Wuhu has attracted 15 major data projects, with combined investments hitting $37 billion. Local governments are sweetening the deal—covering up to 30% of AI chip costs, according to industry insiders. But China faces a critical disadvantage: export restrictions from the US have cut off access to NVIDIA’s top-tier processors. Domestic firms like Huawei and Cambricon are trying to fill the void, yet limited production capabilities remain a bottleneck.

Instead of shifting physical servers, China is connecting data centers using advanced networking tech. Telecom giants are stringing together far-flung locations—like Gansu and Inner Mongolia—into what amounts to one giant, virtual supercomputer. Here’s how it works:

Huawei claims its proprietary UB-Mesh networking can double AI training speed by optimizing how data flows across sites.
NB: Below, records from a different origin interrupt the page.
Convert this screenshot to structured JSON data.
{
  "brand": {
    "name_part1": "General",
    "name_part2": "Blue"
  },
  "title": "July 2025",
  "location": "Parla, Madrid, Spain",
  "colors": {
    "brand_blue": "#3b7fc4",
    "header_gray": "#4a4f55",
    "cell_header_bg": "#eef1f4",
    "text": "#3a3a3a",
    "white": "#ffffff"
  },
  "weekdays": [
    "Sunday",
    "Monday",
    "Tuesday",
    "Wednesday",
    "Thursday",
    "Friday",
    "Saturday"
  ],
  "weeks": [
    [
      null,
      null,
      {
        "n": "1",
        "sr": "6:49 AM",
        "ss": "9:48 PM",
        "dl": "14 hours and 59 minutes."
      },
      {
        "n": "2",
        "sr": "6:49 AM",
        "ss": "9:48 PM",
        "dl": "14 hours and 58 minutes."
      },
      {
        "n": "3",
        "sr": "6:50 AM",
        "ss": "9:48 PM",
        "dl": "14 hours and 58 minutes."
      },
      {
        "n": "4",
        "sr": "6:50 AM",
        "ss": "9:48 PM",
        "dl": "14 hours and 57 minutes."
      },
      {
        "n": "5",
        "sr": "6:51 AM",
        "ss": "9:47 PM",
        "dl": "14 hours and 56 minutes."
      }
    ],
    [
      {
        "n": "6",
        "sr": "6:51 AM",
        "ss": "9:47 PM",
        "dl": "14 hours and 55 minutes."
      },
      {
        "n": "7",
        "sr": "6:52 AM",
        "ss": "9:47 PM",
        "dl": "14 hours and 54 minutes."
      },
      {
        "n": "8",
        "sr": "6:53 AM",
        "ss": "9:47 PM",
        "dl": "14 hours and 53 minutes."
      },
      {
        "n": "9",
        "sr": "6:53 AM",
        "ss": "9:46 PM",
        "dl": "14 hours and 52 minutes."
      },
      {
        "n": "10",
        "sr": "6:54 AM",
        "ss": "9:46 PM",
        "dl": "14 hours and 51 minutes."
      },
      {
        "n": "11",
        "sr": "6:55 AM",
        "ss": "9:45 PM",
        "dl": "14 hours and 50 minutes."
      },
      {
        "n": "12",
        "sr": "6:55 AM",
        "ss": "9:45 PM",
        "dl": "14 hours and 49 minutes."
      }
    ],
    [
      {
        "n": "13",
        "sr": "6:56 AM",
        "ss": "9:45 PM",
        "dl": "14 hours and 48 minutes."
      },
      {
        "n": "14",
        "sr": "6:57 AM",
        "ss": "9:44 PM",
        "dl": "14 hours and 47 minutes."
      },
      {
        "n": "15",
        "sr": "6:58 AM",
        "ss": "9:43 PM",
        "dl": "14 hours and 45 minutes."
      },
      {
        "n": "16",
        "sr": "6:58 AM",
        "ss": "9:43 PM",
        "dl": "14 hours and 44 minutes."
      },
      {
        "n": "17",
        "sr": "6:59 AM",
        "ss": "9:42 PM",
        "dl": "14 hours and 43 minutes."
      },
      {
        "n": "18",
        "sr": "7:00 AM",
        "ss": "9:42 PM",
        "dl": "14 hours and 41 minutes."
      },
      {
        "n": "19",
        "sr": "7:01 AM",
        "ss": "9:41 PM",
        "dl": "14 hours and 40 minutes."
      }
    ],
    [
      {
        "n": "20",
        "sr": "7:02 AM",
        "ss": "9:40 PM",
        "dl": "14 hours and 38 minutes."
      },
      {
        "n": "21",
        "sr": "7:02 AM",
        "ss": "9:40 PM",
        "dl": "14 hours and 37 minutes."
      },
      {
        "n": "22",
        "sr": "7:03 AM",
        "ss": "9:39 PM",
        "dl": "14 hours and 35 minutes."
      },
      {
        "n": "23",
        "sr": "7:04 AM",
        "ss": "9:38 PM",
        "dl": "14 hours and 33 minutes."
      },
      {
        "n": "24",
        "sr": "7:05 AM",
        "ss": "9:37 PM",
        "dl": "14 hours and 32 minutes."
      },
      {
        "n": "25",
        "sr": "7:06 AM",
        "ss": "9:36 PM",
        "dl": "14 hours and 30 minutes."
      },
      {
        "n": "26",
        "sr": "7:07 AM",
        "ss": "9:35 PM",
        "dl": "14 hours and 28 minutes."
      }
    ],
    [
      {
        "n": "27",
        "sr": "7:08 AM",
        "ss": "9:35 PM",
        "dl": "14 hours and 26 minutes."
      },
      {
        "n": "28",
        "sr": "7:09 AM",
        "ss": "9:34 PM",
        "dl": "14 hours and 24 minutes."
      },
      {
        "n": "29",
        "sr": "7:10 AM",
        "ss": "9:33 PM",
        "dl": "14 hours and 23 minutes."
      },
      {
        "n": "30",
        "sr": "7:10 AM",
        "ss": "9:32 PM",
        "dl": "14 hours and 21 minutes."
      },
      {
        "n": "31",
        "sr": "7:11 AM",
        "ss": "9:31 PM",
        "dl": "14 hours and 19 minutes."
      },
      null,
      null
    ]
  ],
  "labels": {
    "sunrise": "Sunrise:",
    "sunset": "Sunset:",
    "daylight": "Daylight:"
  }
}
Still, efficiency remains a hurdle. Smaller, fragmented data centers simply can’t match the raw output of singular, high-density clusters like those in the US. “Using older centers stitched together isn’t ideal,” said Edward Galvin of DC Byte. “It’s a compromise—but one China may have no choice but to make.” For now, China’s Stargate isn’t about outpacing the US—it’s about staying in the game, keeping chips humming, and building a backbone strong enough to support the next phase of AI escalation.